Mas o que me chamou mais a atenção da reportagem foi a entrevista de Eduardo Gonçalves de Andrade, o camisa 9 do time histórico. Filho da classe-média — raridade ainda hoje nas equipes de ponta brasileiras –, formado em medicina, contador de histórias e escritor de mão cheia — ele escreve na Folha de S.Paulo —, Tostão responde a cada uma das 19 perguntas com o mesmo talento com que organizava o meio de campo. Perguntado sobre como a ciência influencia hoje o futebol, ele opina que “até a década de 1960, habilidade e telanto individual predominavam, mas com os avanços científicos esses aspectos se tornaram menos decisivos em detrimento do condicionamento físico e tática de equipe. Habilidade não é mais suficiente, e perdemos (seleção brasileira) o jogo coletivo do meio-campo”. O repórter então emendou com uma pergunta profunda, cuja resposta me pareceu brilhante. Um resumo do que para mim é o principal problema do Brasil em 2020, cujo resultado reverbera, segundo Tostão, nas quatro linhas.
Pergunta: A troca de passes no Brasil é perdida como um valor coletivo porque o senso de comunidade se deteriora?
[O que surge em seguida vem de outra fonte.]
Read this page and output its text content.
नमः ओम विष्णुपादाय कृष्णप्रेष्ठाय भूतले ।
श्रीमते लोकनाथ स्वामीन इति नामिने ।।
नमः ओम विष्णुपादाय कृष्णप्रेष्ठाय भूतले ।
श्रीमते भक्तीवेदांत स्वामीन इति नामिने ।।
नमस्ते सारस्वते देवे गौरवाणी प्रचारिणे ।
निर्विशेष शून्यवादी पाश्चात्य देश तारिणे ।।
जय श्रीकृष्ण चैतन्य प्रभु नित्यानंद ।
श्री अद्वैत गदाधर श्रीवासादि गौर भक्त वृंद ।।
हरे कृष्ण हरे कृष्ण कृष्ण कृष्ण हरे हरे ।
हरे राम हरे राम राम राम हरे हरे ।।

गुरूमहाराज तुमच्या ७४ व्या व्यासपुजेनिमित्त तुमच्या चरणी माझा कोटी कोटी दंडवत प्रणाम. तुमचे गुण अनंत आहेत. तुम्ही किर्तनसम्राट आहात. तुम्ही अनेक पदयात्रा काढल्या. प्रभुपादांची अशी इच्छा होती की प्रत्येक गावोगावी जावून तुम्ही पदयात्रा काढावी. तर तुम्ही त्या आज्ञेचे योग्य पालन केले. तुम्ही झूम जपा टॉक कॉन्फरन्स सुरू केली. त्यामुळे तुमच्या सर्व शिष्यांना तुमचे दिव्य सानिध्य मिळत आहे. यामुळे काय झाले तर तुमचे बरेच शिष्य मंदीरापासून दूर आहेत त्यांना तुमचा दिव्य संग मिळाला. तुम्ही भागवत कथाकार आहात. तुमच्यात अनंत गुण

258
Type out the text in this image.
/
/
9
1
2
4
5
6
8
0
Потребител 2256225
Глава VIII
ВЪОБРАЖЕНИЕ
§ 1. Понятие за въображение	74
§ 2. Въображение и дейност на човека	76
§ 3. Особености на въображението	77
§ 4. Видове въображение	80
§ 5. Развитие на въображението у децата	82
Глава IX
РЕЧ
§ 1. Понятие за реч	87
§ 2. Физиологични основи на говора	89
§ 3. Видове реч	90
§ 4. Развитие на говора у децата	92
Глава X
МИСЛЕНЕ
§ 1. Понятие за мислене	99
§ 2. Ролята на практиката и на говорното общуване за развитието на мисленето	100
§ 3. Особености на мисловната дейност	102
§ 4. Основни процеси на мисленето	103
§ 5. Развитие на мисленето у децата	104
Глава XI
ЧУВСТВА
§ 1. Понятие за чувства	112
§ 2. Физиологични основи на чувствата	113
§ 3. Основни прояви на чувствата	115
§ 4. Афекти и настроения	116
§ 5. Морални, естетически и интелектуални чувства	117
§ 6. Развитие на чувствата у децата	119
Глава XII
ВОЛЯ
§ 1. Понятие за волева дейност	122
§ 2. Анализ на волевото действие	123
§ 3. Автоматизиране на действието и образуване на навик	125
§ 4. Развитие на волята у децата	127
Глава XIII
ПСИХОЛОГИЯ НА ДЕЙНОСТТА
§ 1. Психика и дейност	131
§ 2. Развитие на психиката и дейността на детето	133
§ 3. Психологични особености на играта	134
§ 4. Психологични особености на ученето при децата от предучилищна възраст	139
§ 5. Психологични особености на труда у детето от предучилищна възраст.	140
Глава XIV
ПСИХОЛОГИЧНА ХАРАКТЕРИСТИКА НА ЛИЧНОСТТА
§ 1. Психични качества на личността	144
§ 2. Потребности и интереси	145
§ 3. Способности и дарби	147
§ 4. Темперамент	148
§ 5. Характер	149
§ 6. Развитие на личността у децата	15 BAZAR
Resposta: Existe uma relação. O passe simboliza o jogo coletivo, o espírito de equipe, a solidariedade e o respeito mútuo. As pessoas têm todo o direito de querer melhorar suas vidas, desfrutar de prazeres e ganhar dinheiro. Mas sem esquecer que outros também querem o mesmo. No Brasil, cresceu uma sociedade egoísta: uma sociedade que explora outra sociedade. O senso de comunidade diminuiu na sociedade, e no campo o jogo coletivo também diminuiu. O Brasil joga brilhantemente com a bola nos pés de um jogador, defendendo ou driblando. Ou daquele que atua para marcar gols. Ninguém joga pelo parceiro, ninguém procura uma resposta, ninguém pensa na organização. Não é a lógica do jogo, é a lógica do lucro. Temos mais talentos individuais qu jogadores que pensam no que fazem com a bola. Drible, drible, drible, finalização, finalização… Muito poucos jogadores aparecem. Muitos estão perdidos no meio do caminho. Eles saem da parte da sociedade que vive na miséria. O que se pode esperar se 50% da população não tem água potável? É uma vergonha! E o fruto da ganância de alguns. Assim, o futebol se torna o jogo das individualidades, não o jogo do time. Porque o país é um país desigual, onde os que podem querem vencer a todo custo e outros apenas lutam para sobreviver. Como podemos pedir aos jogadores de futebol que não sejam individualistas e pensem coletivamente? Isso é mais trágico que a pandemia.
Gênio Tostão.
Veja também: Tricampeã mundial, seleção brasileira de 1970 foi time quase perfeito (coluna de hoje de Tostão na Folha)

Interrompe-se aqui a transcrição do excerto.